I am sorry to inform you that your state table is not correct.

The assumptions **do **matter. The introduction of verification time and node behaviour changes this model significantly.

If you are modelling p and q with both large and small blocks, then the probability rates are wrong. It is not rate p, it is rate p given that the block is under that accepted by q. As soon as p mines a block that q does not accept, the fork will drop all future q as well.

Epochs modelling is an approximation. The differences to the Negative (and Standard) Binomial are not large, but when run over and over, these add up. That small difference in the graph below is OK for one or two blocks, but it soon makes a difference when compounded. Those very small values in the figure below add up.

So, you need to use the Negative Binomial. What is the probability that m x q blocks will occur before n x p blocks where n < m. Do the sum of all values. I have not done this, so I cannot say what difference there is.

That is before you add the validation and propagation time. These are small, so most people dismiss them, the trouble is, the effect is statistically significant.
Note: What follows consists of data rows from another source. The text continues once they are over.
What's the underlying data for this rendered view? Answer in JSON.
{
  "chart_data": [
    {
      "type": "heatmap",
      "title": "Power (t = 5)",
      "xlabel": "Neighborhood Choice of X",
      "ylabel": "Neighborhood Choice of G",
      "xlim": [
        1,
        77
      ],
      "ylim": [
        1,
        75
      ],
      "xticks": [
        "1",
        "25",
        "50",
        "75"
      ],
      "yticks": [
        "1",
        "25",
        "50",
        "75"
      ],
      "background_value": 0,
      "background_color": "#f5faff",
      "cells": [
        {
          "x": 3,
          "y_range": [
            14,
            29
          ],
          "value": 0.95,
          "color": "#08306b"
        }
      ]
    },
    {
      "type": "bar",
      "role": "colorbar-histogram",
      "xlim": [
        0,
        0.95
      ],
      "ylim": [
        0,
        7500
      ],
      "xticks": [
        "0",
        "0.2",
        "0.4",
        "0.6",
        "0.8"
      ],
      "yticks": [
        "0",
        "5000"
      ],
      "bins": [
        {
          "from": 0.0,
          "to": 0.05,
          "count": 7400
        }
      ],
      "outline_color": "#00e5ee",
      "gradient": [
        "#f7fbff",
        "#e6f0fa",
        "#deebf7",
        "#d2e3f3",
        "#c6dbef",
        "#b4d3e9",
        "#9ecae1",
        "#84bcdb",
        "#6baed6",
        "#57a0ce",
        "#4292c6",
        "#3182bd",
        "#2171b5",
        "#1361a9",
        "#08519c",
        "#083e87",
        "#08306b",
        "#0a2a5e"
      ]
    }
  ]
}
At p=3 the probability is incredibly low. Possible but low. by p=12, q=6 for p=2/3; q=1/3 we are talking black swans and more likely past the difficulty change and thus safe. So, you are also better looking at how long this would be prior to the chain being effectively safe. For instance, we have our q=1/3 system, it has 6 blocks, p has 12… what rate will q manage to catch up to p at?

At that point, you have a likelihood of 0.002058 of catching up if the two systems start at the block difficultly change. If you do this later, and closer to the difficulty change,

The other assumption, a log linear increasing difficulty also make a change that cannot be discounted.

So, it is a model, but not accurate enough. Bitcoin is similar to an SEIR-C. The times do matter and you cannot assume them away.

Most critically, network distribution matters.

The minority forms a pruned sub-graph.

Once the fork happens, the propagation rates change. The majority remains a giant or supernode and the other aspects are on a limited transaction graph that is still connecting to the other networks, but rejecting.

A question… how often does a q=2/3 miner get 6 blocks in under 90 mins? 150?

How often does a p=1/3 miner get 6 blocks in under 180 mins? 150?

They are also not independent queue models. I know we like to simplify these all the time, but they are time censored Poisson models and the maths for the simplified system doe snot equate to the actuality of it.

I am never a fan of simplified models …